Sixty patients with thermal burns on more than 20% of body surface area (in otherwise normal health or with mild systemic disease) who were scheduled to receive burn dressing changes were randomly assigned to receive a demand dose of fentanyl 10 mcg (n = 15), 20 mcg (n = 15), 30 mcg (n = 15), or 40 mcg (n = 15) by PCA (with a five-minute lockout interval) after an initial loading dose of IV fentanyl 1 mcg/kg 10 minutes prior to the dressing change. The patients were instructed to press the PCA demand dose button during the change of dressing when they felt that pain intensity became greater than 2 on the visual analog scale (VAS). Hemodynamic and respiratory variables were recorded every 10 minutes, and level of sedation also was assessed.
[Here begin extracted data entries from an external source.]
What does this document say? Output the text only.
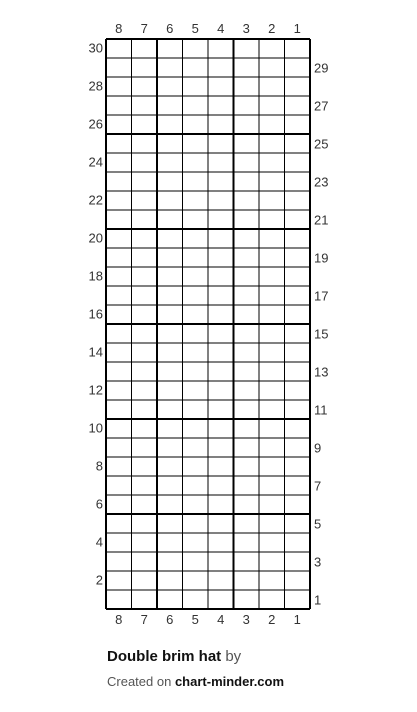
8
8
7
7
6
6
5
5
4
4
3
3
2
2
1
1
30
28
26
24
22
20
18
16
14
12
10
8
6
4
2
29
27
25
23
21
19
17
15
13
11
9
7
5
3
1
Double brim hat by
Created on chart-minder.com
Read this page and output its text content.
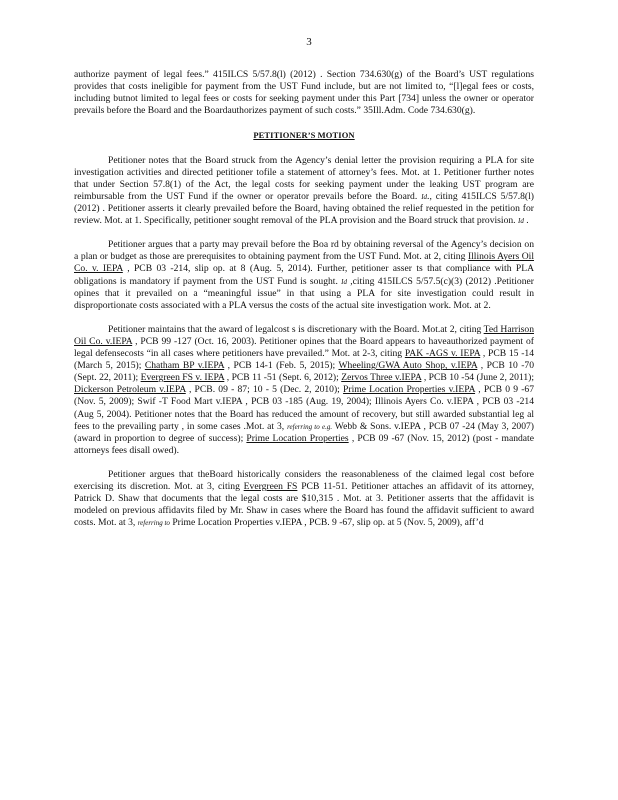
3

authorize payment of legal fees.” 415ILCS 5/57.8(l) (2012) . Section 734.630(g) of the Board’s UST regulations provides that costs ineligible for payment from the UST Fund include, but are not limited to, “[l]egal fees or costs, including butnot limited to legal fees or costs for seeking payment under this Part [734] unless the owner or operator prevails before the Board and the Boardauthorizes payment of such costs.” 35Ill.Adm. Code 734.630(g).

PETITIONER’S MOTION

Petitioner notes that the Board struck from the Agency’s denial letter the provision requiring a PLA for site investigation activities and directed petitioner tofile a statement of attorney’s fees. Mot. at 1. Petitioner further notes that under Section 57.8(1) of the Act, the legal costs for seeking payment under the leaking UST program are reimbursable from the UST Fund if the owner or operator prevails before the Board. Id., citing 415ILCS 5/57.8(l) (2012) . Petitioner asserts it clearly prevailed before the Board, having obtained the relief requested in the petition for review. Mot. at 1. Specifically, petitioner sought removal of the PLA provision and the Board struck that provision. Id .

Petitioner argues that a party may prevail before the Boa rd by obtaining reversal of the Agency’s decision on a plan or budget as those are prerequisites to obtaining payment from the UST Fund. Mot. at 2, citing Illinois Ayers Oil Co. v. IEPA , PCB 03 -214, slip op. at 8 (Aug. 5, 2014). Further, petitioner asser ts that compliance with PLA obligations is mandatory if payment from the UST Fund is sought. Id ,citing 415ILCS 5/57.5(c)(3) (2012) .Petitioner opines that it prevailed on a “meaningful issue” in that using a PLA for site investigation could result in disproportionate costs associated with a PLA versus the costs of the actual site investigation work. Mot. at 2.

Petitioner maintains that the award of legalcost s is discretionary with the Board. Mot.at 2, citing Ted Harrison Oil Co. v.IEPA , PCB 99 -127 (Oct. 16, 2003). Petitioner opines that the Board appears to haveauthorized payment of legal defensecosts “in all cases where petitioners have prevailed.” Mot. at 2-3, citing PAK -AGS v. IEPA , PCB 15 -14 (March 5, 2015); Chatham BP v.IEPA , PCB 14-1 (Feb. 5, 2015); Wheeling/GWA Auto Shop, v.IEPA , PCB 10 -70 (Sept. 22, 2011); Evergreen FS v. IEPA , PCB 11 -51 (Sept. 6, 2012); Zervos Three v.IEPA , PCB 10 -54 (June 2, 2011); Dickerson Petroleum v.IEPA , PCB. 09 - 87; 10 - 5 (Dec. 2, 2010); Prime Location Properties v.IEPA , PCB 0 9 -67 (Nov. 5, 2009); Swif -T Food Mart v.IEPA , PCB 03 -185 (Aug. 19, 2004); Illinois Ayers Co. v.IEPA , PCB 03 -214 (Aug 5, 2004). Petitioner notes that the Board has reduced the amount of recovery, but still awarded substantial leg al fees to the prevailing party , in some cases .Mot. at 3, referring to e.g. Webb & Sons. v.IEPA , PCB 07 -24 (May 3, 2007) (award in proportion to degree of success); Prime Location Properties , PCB 09 -67 (Nov. 15, 2012) (post - mandate attorneys fees disall owed).

Petitioner argues that theBoard historically considers the reasonableness of the claimed legal cost before exercising its discretion. Mot. at 3, citing Evergreen FS PCB 11-51. Petitioner attaches an affidavit of its attorney, Patrick D. Shaw that documents that the legal costs are $10,315 . Mot. at 3. Petitioner asserts that the affidavit is modeled on previous affidavits filed by Mr. Shaw in cases where the Board has found the affidavit sufficient to award costs. Mot. at 3, referring to Prime Location Properties v.IEPA , PCB. 9 -67, slip op. at 5 (Nov. 5, 2009), aff’d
Postprocedural measurements were recorded every 15 minutes for two hours.

 

Patients who received 10 mcg or 20 mcg of fentanyl had significantly higher mean VAS scores compared with patients who received 30 mcg or 40 mcg of it (7.73 +/- 1.33 and 7.20 +/- 1.21 versus 4.47 +/- 0.83 and 3.90 +/- 0.63, respectively), correlating with the greater number of dose demands in the 10-mg and 20-mg groups. The analgesic efficacy in the 30 mcg and 40 mcg groups was comparable. Fentanyl delivery by PCA was tolerated well, and there were no significant deviations from baseline hemodynamic or respiratory status in any patient. -JC

 

Prakash S, et al. Anesth Analg 2004;99(2): 552-5.

 

PSYCHOLOGICAL SEQUELAE IN CRITICALLY ILL CHILDREN

A study examines the risk factors.

Patients in the pediatric intensive care unit (PICU) who undergo many invasive procedures are at greater risk of suffering psychological sequelae six weeks after discharge than are those who aren't exposed to as many, according to a recent study.

 

Using the data of a previous prospective cohort study of the psychological responses of children after critical illness, researchers analyzed that pertaining to 60 six-to-17-year-old children hospitalized in the PICUs of two Canadian pediatric hospitals to identify patients who were at high risk of experiencing psychological sequelae after discharge. Patients were categorized into high-risk and low-risk groups according to severity of illness, as measured by the Pediatric Risk of Mortality Scale, and to the number of invasive procedures that they were exposed to, as measured by the Invasive Procedure Scores. After both six weeks and six months of discharge, patients completed the Children's Impact of Events Scale, the Children's Medical Fears Scale, and the Children's Health Locus of Control Scale questionnaires.

 

Statistically and clinically significant differences were found six weeks after discharge. Patients in the high-risk group reported more medical fears, perceived that they had less control over their health, and reported more posttraumatic stress symptoms, compared with patients in the low-risk group, and the symptoms continued to be greater in the high-risk group six months after discharge. According to multiple linear regression analyses, the number of invasive procedures to which patients were exposed was found to have the greatest effect on the observed differences between the groups at six weeks after discharge, whereas the severity of illness wasn't a significant factor. -JC

 

Rennick JE, et al. Pediatr Crit Care Med 2004;5(4):358-63.